Invero "con riferimento alle modalità con le quali fu gestita la paziente, (si rileva) che non risultano annotati in cartella né le modalità della contenzione effettuata, né le valutazioni periodiche del personale medico o i tempi dei controlli effettuati dal personale infermieristico ed il periodo indicativo di durata della contenzione, soprattutto, come detto, nel periodo notturno, e tenuto conto di quanto rilevato dallo stesso personale ospedaliero che, la descrive come "Paziente disorientata. Si mobilizza autonomamente. Nel pomeriggio si è allontanata senza consenso del reparto. Sorvegliare attentamente", aggiungendo che il giorno successivo la paziente era alle 21.30 "molto agitata" e si alzava "autonomamente", conducendo a nuova contenzione a letto e somministrazione di terapia sedativa; - Ancora, grave profilo di negligenza, e finanche di imperizia, si deve ravvisare nella mancata disposizione di una consulenza psichiatrica, perché "la gestione del delirium prevede l'ausilio di farmaci di competenza psichiatrica ed interventi ambientali o di supporto atti a garantire la sicurezza del paziente (...)".

Infatti, si rileva che l'obbligo di vigilanza e protezione del paziente, in quanto scaturente ipso facto dall'accettazione di quest'ultimo nella struttura, sorge a prescindere dalla sua capacità di intendere e di volere e dal suo assoggettamento ad un trattamento sanitario obbligatorio.

A ragion veduta Il ricovero in ambito specialistico psichiatrico avrebbe ridotto sensibilmente l'attuazione del gesto autolesivo, che non è stato sostenuto da una fenomenica depressiva, ma avvenuto verosimilmente per un tentativo di fuga in preda ad uno stato di alterazione dello stato di coscienza e delirio di tipo paranoideo" (…) "è bene far riferimento alle buone pratiche: solo lo specialista psichiatra avrebbe potuto definire " i criteri clinici per il ricovero" in un reparto psichiatrico o eventualmente consigliare, se il quadro psichico fosse stabilizzato, la dimissione in accordo ai neurochirurghi. La fenomenica psichica presentata dalla paziente caratterizzata da confusione, allucinazioni, difficoltà nell'elaborazione di un pensiero chiaro e comprensibile, difficoltà nell'eloquio con allentamento dei nessi logici, alternanza di movimenti lenti ad agitazione psicomotoria, insonnia alternata a sonnolenza, deponeva per uno stato di delirium che avrebbe richiesto un intervento multidisciplinare con l'ausilio non solo della consulenza anestesiologica, ma anche di quella psichiatrica che avrebbe potuto programmare un protocollo terapeutico definito e verosimilmente a dosi crescenti fino alla stabilizzazione"; - Il ricovero presso il reparto di psichiatria, d'altra parte, avrebbe, con misura percentuale probabilistico di derivazione causale sufficiente ai fini dell'attribuzione di responsabilità contrattuale (più probabile che non, superiore al 50%), comportato meccanismi più efficaci di contenzione e somministrazione di terapie più adeguate al caso di specie".

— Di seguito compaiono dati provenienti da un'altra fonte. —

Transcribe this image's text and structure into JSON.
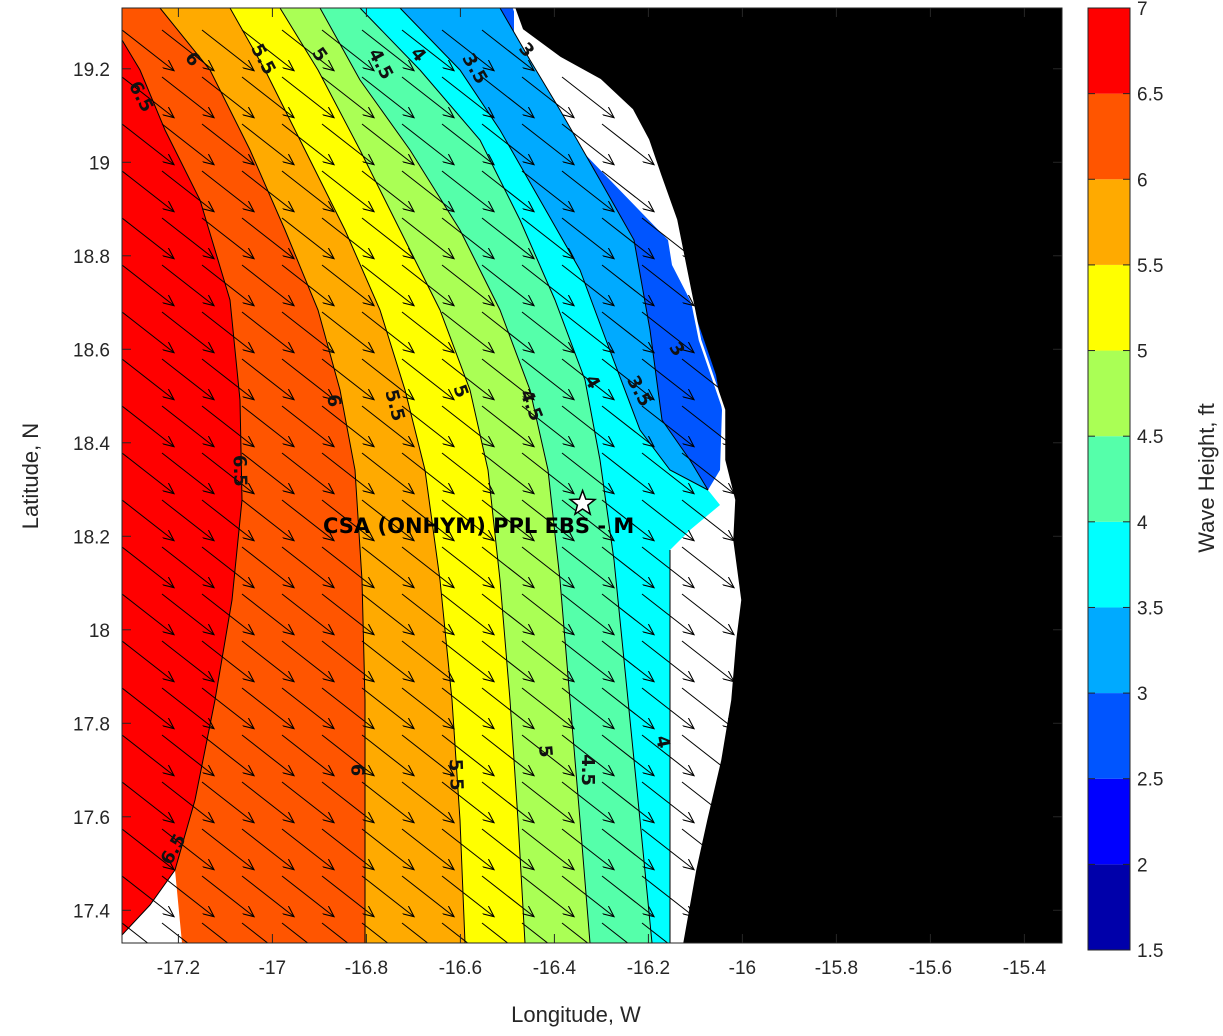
{
  "map": {
    "xlabel": "Longitude, W",
    "ylabel": "Latitude, N",
    "xlim": [
      -17.32,
      -15.32
    ],
    "ylim": [
      17.33,
      19.33
    ],
    "xticks": [
      "-17.2",
      "-17",
      "-16.8",
      "-16.6",
      "-16.4",
      "-16.2",
      "-16",
      "-15.8",
      "-15.6",
      "-15.4"
    ],
    "yticks": [
      "17.4",
      "17.6",
      "17.8",
      "18",
      "18.2",
      "18.4",
      "18.6",
      "18.8",
      "19",
      "19.2"
    ],
    "site": {
      "label": "CSA (ONHYM) PPL EBS  - M",
      "lon": -16.34,
      "lat": 18.27,
      "marker": "star-icon"
    },
    "land_color": "#000000",
    "uncovered_sea_color": "#ffffff"
  },
  "colorbar": {
    "label": "Wave Height, ft",
    "ticks": [
      "1.5",
      "2",
      "2.5",
      "3",
      "3.5",
      "4",
      "4.5",
      "5",
      "5.5",
      "6",
      "6.5",
      "7"
    ],
    "levels": [
      1.5,
      2,
      2.5,
      3,
      3.5,
      4,
      4.5,
      5,
      5.5,
      6,
      6.5,
      7
    ],
    "colors": [
      "#0000aa",
      "#0000ff",
      "#0055ff",
      "#00aaff",
      "#00ffff",
      "#55ffaa",
      "#aaff55",
      "#ffff00",
      "#ffaa00",
      "#ff5500",
      "#ff0000"
    ]
  },
  "contour_labels": [
    {
      "text": "6.5",
      "lon": -17.28,
      "lat": 19.14,
      "angle": 62
    },
    {
      "text": "6",
      "lon": -17.17,
      "lat": 19.22,
      "angle": 55
    },
    {
      "text": "5.5",
      "lon": -17.02,
      "lat": 19.22,
      "angle": 62
    },
    {
      "text": "5",
      "lon": -16.9,
      "lat": 19.23,
      "angle": 55
    },
    {
      "text": "4.5",
      "lon": -16.77,
      "lat": 19.21,
      "angle": 62
    },
    {
      "text": "4",
      "lon": -16.69,
      "lat": 19.23,
      "angle": 50
    },
    {
      "text": "3.5",
      "lon": -16.57,
      "lat": 19.2,
      "angle": 60
    },
    {
      "text": "3",
      "lon": -16.46,
      "lat": 19.24,
      "angle": 50
    },
    {
      "text": "6",
      "lon": -16.87,
      "lat": 18.49,
      "angle": 80
    },
    {
      "text": "6.5",
      "lon": -17.07,
      "lat": 18.34,
      "angle": 88
    },
    {
      "text": "5.5",
      "lon": -16.74,
      "lat": 18.48,
      "angle": 75
    },
    {
      "text": "5",
      "lon": -16.6,
      "lat": 18.51,
      "angle": 70
    },
    {
      "text": "4.5",
      "lon": -16.45,
      "lat": 18.48,
      "angle": 68
    },
    {
      "text": "4",
      "lon": -16.32,
      "lat": 18.53,
      "angle": 60
    },
    {
      "text": "3.5",
      "lon": -16.22,
      "lat": 18.51,
      "angle": 62
    },
    {
      "text": "3",
      "lon": -16.14,
      "lat": 18.6,
      "angle": 55
    },
    {
      "text": "6",
      "lon": -16.82,
      "lat": 17.7,
      "angle": 90
    },
    {
      "text": "5.5",
      "lon": -16.61,
      "lat": 17.69,
      "angle": 88
    },
    {
      "text": "5",
      "lon": -16.42,
      "lat": 17.74,
      "angle": 85
    },
    {
      "text": "4.5",
      "lon": -16.33,
      "lat": 17.7,
      "angle": 90
    },
    {
      "text": "4",
      "lon": -16.17,
      "lat": 17.76,
      "angle": 78
    },
    {
      "text": "6.5",
      "lon": -17.21,
      "lat": 17.53,
      "angle": -60
    }
  ]
}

Ai fini di una corretta ripartizione dell'onere probatorio, il paziente (o i congiunti come nel caso di specie) deve provare l'avvenuto inserimento nella struttura e che il danno si è verificato durante il tempo della sua degenza, spetta invece alla controparte dimostrare di avere adempiuto la propria prestazione con la diligenza esigibile per impedire il fatto. Per tali ragioni veniva accertata la condotta omissiva colposa, produttiva dell'evento dannoso, in capo alla struttura convenuta, con conseguente affermazione di responsabilità contrattuale dovuta alla violazione degli obblighi di vigilanza derivanti dal ricovero.

Nella fattispecie in esame tale obbligo di sorveglianza presenta un contenuto ben più ampio proprio in virtù dell'alterazione dello stato mentale (che avrebbe inoltre suggerito il ricovero presso il reparto specialistico psichiatrico), manifestato dalla paziente deceduta sin dai primi momenti di permanenza nella struttura sanitaria.